Britain’s major lenders have all passed the Bank of England’s latest round of stress tests.
The BoE’s latest Financial Stability report shows that the Barclays, HSBC, Lloyds Banking Group, NatWest, Santander and Nationwide have enough capital to withstand a deep global recession, large declines in financial markets and a rise in interest rates.
The banking system starts the test in a strong capital position, with a Common Equity Tier 1 (CET1) capital ratio of 14.5% in aggregate and falls to a low point of 11.0% in the first year.
The aggregate Tier 1 leverage ratio starts at 5.3% and falls to a low point of 4.7% in the first year of the scenario.
The hypothetical stress specified a fall in house prices of 28%, a peak in the unemployment rate of 8.5% and a peak in Bank Base Rate of 8%.
At the low point, the Financial Policy Committee (FPC) says capital remains around £60bn above the sum of aggregate minima and systemic buffers.
The test indicates that the UK banking system “would be resilient to the severe but plausible scenario and would have the capacity to continue lending to credit worthy households and businesses throughout the stress”.
The report states: “All banks would also have remained above the sum of their regulatory minima and systemic risk buffers, which is the hurdle rate the Bank expects to return to using in future tests.”
The FPC reveals that as a result of the stress test no bank is required to strengthen its capital position.

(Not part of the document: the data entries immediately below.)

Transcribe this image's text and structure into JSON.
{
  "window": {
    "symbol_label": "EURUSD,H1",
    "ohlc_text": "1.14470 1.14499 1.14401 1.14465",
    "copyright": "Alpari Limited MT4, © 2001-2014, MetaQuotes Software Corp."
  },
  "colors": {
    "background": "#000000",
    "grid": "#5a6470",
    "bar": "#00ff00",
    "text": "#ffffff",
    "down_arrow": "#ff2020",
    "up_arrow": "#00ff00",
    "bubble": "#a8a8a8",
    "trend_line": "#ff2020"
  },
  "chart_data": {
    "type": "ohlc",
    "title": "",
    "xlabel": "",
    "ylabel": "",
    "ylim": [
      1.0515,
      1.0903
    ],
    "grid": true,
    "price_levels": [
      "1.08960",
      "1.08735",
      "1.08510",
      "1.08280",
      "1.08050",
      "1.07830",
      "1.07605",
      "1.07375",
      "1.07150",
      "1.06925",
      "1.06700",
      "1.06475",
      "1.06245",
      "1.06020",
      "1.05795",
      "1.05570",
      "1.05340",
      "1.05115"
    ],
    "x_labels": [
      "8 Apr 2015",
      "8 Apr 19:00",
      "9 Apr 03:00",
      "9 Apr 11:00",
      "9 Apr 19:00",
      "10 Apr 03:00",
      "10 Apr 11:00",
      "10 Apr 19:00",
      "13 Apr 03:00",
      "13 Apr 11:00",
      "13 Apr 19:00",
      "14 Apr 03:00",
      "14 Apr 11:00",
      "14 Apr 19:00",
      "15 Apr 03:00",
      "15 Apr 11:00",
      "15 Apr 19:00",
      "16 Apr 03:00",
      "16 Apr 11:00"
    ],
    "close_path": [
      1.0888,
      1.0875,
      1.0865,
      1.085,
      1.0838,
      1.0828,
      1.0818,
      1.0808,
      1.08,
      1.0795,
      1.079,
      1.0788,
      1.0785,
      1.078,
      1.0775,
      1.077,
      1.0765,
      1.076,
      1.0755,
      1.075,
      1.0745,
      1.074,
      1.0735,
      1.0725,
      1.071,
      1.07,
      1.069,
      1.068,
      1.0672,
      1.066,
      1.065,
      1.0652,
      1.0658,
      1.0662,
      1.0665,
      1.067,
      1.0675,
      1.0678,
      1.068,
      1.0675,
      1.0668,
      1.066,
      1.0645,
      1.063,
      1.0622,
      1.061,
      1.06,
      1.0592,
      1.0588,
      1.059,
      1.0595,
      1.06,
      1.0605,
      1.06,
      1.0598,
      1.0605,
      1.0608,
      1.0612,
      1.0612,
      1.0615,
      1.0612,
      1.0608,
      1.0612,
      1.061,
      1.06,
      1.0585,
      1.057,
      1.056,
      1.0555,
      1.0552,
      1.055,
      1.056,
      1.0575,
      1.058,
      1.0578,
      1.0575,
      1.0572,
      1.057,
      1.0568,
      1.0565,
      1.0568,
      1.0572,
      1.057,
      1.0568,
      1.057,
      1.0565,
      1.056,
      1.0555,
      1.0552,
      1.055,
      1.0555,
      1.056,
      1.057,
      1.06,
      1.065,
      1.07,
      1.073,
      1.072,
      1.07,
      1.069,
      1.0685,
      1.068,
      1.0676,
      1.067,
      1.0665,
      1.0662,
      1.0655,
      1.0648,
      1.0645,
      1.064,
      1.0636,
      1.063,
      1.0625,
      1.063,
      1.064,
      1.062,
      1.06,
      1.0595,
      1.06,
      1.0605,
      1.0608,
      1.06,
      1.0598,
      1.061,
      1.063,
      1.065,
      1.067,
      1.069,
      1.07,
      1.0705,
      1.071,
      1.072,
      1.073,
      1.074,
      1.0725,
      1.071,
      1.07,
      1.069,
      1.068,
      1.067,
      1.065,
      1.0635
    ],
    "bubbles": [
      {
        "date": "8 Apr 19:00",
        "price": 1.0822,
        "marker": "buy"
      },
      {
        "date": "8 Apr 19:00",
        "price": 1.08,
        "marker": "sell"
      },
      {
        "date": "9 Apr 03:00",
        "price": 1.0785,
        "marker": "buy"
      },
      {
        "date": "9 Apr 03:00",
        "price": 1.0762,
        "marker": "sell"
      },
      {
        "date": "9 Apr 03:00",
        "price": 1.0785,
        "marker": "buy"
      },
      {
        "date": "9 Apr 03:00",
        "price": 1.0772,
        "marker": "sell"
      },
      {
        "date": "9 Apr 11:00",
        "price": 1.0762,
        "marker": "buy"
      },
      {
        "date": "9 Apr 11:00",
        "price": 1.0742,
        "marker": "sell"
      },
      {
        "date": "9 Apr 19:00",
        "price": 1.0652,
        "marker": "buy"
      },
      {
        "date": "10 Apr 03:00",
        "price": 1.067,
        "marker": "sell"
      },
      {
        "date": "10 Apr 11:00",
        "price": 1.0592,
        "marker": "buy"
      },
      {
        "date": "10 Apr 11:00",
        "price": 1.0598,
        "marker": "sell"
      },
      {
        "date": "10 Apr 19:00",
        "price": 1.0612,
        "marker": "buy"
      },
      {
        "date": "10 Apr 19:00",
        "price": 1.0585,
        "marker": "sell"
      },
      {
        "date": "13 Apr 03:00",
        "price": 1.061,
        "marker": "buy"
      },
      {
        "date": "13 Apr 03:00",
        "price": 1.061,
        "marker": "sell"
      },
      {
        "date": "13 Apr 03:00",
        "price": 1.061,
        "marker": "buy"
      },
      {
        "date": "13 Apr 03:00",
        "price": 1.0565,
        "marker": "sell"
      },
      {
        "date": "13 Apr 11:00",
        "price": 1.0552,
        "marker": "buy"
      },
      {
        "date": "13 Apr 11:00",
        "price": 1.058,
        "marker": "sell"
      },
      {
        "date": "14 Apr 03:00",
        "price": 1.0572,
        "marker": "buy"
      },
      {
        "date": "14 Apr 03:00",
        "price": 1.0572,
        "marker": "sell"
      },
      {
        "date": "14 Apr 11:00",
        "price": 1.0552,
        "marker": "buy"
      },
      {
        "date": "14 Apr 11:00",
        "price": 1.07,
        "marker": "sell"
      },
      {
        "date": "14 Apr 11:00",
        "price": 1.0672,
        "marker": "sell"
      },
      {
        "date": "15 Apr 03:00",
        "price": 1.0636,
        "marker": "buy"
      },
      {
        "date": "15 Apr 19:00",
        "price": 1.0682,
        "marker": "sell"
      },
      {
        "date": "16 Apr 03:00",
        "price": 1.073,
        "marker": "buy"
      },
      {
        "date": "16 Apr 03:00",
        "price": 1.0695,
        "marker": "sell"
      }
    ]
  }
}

Commenting on the findings, NatWest chief financial officer Katie Murray says: “This exercise has highlighted again the strength of NatWest Group’s balance sheet, delivering sustainable value creation and strong distributions for shareholders.”
“The results also reflect the continued strengthening of our balance sheet since the 2022/23 Stress Test, underpinning our ability to support our customers and the broader economy, including under a severe stress scenario.”
Meanwhile, Nationwide states: “The Bank calculated the Group’s minimum CET1 ratio as 14.5%, which reflected the continuation of distributions on all Tier 1 capital instruments and the application of strategic management actions.”
“This is comfortably above the Bank’s minimum requirement of 6.5%. The minimum UK leverage ratio was calculated as 4.8% after the application of strategic management actions, comfortably above the regulatory requirement of 3.25%.”
Barclays also published comment from the results. The bank says it continues to be “sufficiently capitalised for the duration of the stress scenario”.
“The test demonstrates Barclays’ continued robust and resilient balance sheet position, and the capital target range of 13-14% remains as before.”
Also commenting, Lloyds Banking Group notes it “comfortably passed the stress test and given this strong performance, the Group is not required to take any capital actions”.
The BoE calculated the group’s stressed CET1 ratio after the application of management actions as 10.9% and its stressed leverage ratio as 4.6%.
Lloyds says: “The Group significantly exceeded the capital and leverage minimum requirements of 5.9% and 3.3% respectively.”
Yesterday, the Bank of England revealed net borrowing of mortgage debt by individuals fell back to £4.3bn in October, after a rise to £5.2bn in September.